The first set of cooperative organizations the authors highlight are examples that integrate more balanced socio-ecological relations into their operations. These include worker cooperatives and solidarity economy networks in India, Argentina, and Brazil. It’s beyond the scope of this review to adequately summarize these examples, but their production ranges from infrastructure construction, factory printing, and manufacturing. Each cooperative arose out of its own contextual conditions and history (as do all), but what they share are commitments to democratic self-management, solidarity and care for worker members, producing goods that benefit society, and good relations with the natural environment.

Likewise, the second set of examples build on this ethos of planetary care by actually recalibrating their nature-society relations. Cooperatives in Venezuela, South Africa, and Italy acknowledge that nature is integral to their own activity and human life. In doing so, they break down the nature-society duality and steward the natural commons of land, water, biodiversity, creative labor, renewable energy and the broader earth system at large.

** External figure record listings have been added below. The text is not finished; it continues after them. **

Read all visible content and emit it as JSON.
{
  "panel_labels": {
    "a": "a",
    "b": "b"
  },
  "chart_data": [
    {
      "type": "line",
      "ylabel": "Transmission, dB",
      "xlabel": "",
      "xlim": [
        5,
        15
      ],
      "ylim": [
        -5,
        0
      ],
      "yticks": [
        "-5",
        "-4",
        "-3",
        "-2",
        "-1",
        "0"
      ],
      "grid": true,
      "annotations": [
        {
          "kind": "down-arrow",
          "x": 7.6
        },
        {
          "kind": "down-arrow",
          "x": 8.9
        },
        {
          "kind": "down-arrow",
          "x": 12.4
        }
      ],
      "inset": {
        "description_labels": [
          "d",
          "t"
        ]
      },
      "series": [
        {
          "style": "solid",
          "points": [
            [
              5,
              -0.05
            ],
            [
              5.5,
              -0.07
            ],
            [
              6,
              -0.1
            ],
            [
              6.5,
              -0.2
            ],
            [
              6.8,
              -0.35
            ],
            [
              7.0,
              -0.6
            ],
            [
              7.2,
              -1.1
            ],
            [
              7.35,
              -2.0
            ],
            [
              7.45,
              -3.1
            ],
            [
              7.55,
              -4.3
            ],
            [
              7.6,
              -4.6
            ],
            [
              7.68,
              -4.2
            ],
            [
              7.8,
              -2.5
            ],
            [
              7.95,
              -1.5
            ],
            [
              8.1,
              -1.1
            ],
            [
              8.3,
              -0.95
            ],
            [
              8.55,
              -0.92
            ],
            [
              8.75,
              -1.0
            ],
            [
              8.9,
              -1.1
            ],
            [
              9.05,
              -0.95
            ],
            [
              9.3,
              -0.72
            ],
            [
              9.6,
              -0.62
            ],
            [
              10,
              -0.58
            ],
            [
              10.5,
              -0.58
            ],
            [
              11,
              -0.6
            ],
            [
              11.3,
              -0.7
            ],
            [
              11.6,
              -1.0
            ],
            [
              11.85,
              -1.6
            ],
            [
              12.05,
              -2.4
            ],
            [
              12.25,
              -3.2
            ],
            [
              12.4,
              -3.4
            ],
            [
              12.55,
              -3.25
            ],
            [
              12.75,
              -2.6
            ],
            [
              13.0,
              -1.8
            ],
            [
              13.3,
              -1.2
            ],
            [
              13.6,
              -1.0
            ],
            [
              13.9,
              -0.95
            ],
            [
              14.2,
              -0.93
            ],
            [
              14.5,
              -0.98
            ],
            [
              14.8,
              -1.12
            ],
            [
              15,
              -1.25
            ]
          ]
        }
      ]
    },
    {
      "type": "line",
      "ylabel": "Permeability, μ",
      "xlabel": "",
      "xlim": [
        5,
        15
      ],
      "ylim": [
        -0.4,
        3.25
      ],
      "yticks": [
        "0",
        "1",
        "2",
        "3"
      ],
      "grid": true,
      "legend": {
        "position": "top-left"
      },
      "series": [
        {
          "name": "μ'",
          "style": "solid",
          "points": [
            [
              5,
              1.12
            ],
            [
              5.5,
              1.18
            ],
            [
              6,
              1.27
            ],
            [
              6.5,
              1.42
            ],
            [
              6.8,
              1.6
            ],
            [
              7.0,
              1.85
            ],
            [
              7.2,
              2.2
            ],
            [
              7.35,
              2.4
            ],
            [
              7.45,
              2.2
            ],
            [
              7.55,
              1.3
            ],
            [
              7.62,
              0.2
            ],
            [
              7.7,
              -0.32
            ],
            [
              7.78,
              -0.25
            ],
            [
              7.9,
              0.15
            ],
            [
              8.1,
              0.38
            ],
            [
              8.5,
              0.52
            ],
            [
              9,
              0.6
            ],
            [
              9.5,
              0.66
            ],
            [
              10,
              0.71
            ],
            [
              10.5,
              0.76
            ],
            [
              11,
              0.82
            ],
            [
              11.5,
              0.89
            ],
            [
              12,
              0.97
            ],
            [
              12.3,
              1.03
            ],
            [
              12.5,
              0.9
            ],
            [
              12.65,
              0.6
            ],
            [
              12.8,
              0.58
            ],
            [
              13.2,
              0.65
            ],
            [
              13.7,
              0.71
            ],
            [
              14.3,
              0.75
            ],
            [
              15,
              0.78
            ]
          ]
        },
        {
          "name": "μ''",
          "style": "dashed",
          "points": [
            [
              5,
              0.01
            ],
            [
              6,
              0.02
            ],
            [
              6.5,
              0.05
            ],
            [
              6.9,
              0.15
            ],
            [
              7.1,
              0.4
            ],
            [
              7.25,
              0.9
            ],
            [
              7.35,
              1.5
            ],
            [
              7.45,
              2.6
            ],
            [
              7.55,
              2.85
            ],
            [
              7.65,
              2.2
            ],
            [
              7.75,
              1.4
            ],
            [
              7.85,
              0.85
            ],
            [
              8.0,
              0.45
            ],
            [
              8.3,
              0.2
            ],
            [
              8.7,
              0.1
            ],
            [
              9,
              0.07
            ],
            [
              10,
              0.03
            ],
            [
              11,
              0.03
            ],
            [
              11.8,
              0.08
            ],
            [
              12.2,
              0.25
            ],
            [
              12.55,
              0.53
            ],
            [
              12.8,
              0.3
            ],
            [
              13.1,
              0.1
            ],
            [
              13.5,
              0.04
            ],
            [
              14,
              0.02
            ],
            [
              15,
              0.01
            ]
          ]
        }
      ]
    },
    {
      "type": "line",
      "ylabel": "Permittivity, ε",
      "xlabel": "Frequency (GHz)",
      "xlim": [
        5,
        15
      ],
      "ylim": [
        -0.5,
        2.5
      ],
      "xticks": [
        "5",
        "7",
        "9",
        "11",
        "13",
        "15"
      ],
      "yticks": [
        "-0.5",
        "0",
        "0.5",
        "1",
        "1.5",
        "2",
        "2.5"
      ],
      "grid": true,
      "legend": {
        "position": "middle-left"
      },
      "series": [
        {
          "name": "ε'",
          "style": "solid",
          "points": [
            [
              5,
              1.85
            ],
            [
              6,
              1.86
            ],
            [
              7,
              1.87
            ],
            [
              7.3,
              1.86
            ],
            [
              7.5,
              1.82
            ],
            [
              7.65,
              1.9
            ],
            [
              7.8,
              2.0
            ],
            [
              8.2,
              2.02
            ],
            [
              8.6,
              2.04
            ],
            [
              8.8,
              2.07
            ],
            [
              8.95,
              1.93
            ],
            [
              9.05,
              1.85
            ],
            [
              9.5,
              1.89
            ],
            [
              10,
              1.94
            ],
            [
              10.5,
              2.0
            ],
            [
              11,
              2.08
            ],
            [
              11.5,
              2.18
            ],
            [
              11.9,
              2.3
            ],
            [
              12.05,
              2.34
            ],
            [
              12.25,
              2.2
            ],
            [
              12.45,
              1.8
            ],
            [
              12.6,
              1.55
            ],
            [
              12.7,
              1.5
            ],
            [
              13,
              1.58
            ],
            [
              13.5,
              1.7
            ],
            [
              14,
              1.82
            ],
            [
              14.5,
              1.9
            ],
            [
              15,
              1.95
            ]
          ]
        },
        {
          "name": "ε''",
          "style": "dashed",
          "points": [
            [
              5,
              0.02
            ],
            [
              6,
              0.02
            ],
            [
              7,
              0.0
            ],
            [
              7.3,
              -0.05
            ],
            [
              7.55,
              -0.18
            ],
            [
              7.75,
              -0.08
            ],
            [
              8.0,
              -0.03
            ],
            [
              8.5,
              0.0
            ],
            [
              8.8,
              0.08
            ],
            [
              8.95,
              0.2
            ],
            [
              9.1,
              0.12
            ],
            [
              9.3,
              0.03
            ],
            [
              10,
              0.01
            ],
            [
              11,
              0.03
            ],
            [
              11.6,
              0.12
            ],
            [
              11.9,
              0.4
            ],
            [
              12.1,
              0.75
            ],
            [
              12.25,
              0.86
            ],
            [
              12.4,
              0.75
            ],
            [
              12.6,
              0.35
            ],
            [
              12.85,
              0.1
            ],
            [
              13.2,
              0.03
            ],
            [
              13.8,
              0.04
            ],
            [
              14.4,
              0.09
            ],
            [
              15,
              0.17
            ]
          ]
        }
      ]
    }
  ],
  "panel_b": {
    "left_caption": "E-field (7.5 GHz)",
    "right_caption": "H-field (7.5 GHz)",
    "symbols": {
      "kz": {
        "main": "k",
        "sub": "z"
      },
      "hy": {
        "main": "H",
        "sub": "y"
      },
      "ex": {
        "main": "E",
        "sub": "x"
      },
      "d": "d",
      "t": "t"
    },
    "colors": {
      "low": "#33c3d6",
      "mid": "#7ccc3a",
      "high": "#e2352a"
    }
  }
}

The book goes into far greater detail than can be covered here. For that reason alone it’s worth reading, but Worker Cooperatives and Deep Democracy does more than that. It goes beyond a simple-how to for worker transformative worker co-ops, in part because a specific blueprint is impossible. But more so, what’s here is both theory and practice, showing that it’s not only possible to produce what we need without capitalism, many people are already doing it. This book is full of experiments that provide alternatives to capitalism, and these are exactly the kind of experiments we need to exit capitalism into a better future.